-8- Teşekkür Ederim

10.8K 584 128
                                    

🍁

Yağız elleri cebinde çenesi dik bir halde merdivenlerden aşağıya iniyordu, aklından Furkan'ın Narin kalfadan öğrendiği olaylarda anlattıklarını geçiriyor, olayların bütünlüğünü kafasında toparlıyordu. Akşam yemeği yenmişti, herkesin toplandığı büyük salona girdiğinde öfkenin ateşi harlanmış gözlerini kısıp annesine odakladı.

"Hayırlı geceler herkese!" dedi sabit ama sert bir sesle.

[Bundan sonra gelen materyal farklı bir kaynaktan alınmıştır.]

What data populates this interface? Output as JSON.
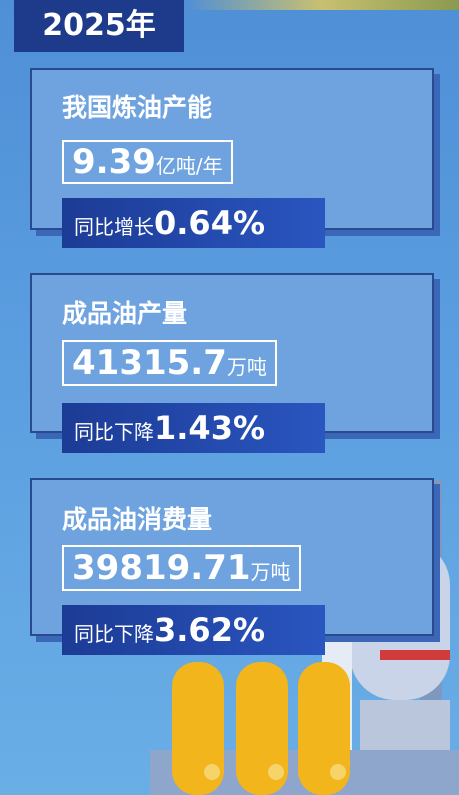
{
  "header": {
    "year": "2025年"
  },
  "cards": [
    {
      "title": "我国炼油产能",
      "value": "9.39",
      "unit": "亿吨/年",
      "change_label": "同比增长",
      "change_value": "0.64%"
    },
    {
      "title": "成品油产量",
      "value": "41315.7",
      "unit": "万吨",
      "change_label": "同比下降",
      "change_value": "1.43%"
    },
    {
      "title": "成品油消费量",
      "value": "39819.71",
      "unit": "万吨",
      "change_label": "同比下降",
      "change_value": "3.62%"
    }
  ]
}
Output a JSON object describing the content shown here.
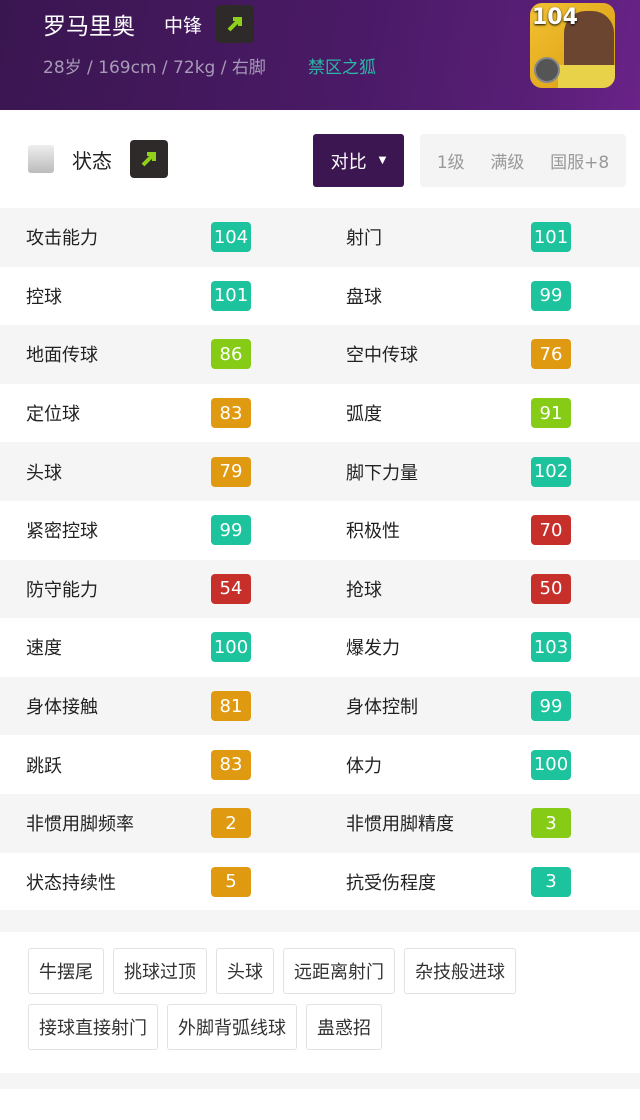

Dilruba hanım alttan alta baktı oğluna. Ne ara gelmişti? Eksik gelinin fark etmiş miydi yokluğunu? Yok canım farkında olsa sakin olmazdı zaten. O böyle düşünürken Demir Ağa cevap verdi.

"Sağ ol Yağız Ağa, ne ara geldin eve?"

"Çok olmadı." dedi genç adam, soğuktu tavrı.

"Yemek de yendi, bilseydik beklerdik." dedi Ömer Ağa sakin bir sesle.

Başını belli belirsiz salladı Yağız "Olsun dayı sağ ol." dedikten sonra Berfin'e döndü. "Yenge bir şey isteyeceğim."

"Tabii Yağız Ağam." dedi Berfin.

"Yenge senin şu ateş düşüren bir çay karışımın vardı ya ondan bir yapsan zahmet olmazsa ya da bana tarifi ver ben yaparım." dedi Yağız sabırsız bir şekilde.

Herkesin şaşkın bakışları arasında gözlerini kısıp başını iki yana salladı. "Ne! İtalya'da gıda üzerine eğitim alırken mutfakta da çalıştım. Burada Ağa oldum diye giremem mi mutfağa." dedi alaycı bir tavırla Yağız.

"Ben yaparım Yağız Ağam sen otur." dedi Berfin, Dilruba Hanım kaçamak sert bakışlarını ikisinde dolaştırırken Yağız tam masanın ucunda annesinin karşısında elleri belinde dikildi. Kadın oturduğu sandalyede gerildi.

"Hayırdır oğul sen mi hastasın?" dedi Demir Ağa merakla.

Yağız "Hayır," dedikten sonraki sözlerini vurgulayarak sürdürdü "karım rahatsız, soğuk algınlığı." dedi. Annesinin gözlerinin içine bakıyordu. Kadın kaçırdı gözlerini.

Ömer Ağa ve Demir Ağa ikisi arasındaki bu sessiz gerginliğe anlam veremedi. Ömer Ağa sözü aldı. "Abla, neden demedin gelin hasta diye, doktor çağırırdık." Ses tonu şüpheciydi.

"Kesin haberi yoktur." dedi Yağız imalı bir tavırla.

" O ne demek öyle Yağız, annen bu evin Hanım Ağası haberi vardır elbette." derken, Dilruba Hanım'ın yüzüne baktı Demir Ağa. Ömer Ağa ise sessizlikten anlamıştı artık bir şeyler olduğunu.

"Biz müsaadenizi isteyelim. Hadi sarı cadı, sen de kalk kızıl cadı. İyi geceler." derken, ayağa kalkıp Ece'nin ve Şirin'in ellerinden tutup onları da kaldırdı Furkan. Kenan Furkan ile göz göze gelince kaş göz yaptı hızlıca 'neyi var' dercesine. Furkan hafif başını kapıya doğru eğdi 'çıkalım' der gibi.

"İyi geceler." dedi Kenan da ılımlı bir şekilde. Herkese baş selamı verip ayrıldı ortamdan. Geriye amcası Demir ve dayısı Ömer kaldı annesinin yanında.

"Sorun ne Yağız Ağa? Annene karşı bu imalı tavrında neyin nesi?" derken sesi otoriterdi Demir Ağanın.

Yağız'ın soğuk bir tebessümle kıvrıldı dudakları. Başını iki yana hafif sallayarak "İma filan yok amca az sabır." dedi, Annesine döndü. "Yemeğini yerken lokmalar boğazından rahat rahat geçmiştir umarım ana!" dediğinde Ömer Ağa kaşlarını çatıp baktı ablasına.

"Olayı tam bilmiyorsun belli ki. Bana bu şekilde tavır aldığına göre." dedi Dilruba Hanım sert bakışlarını oğluna otorite kurmak istercesine çevirip.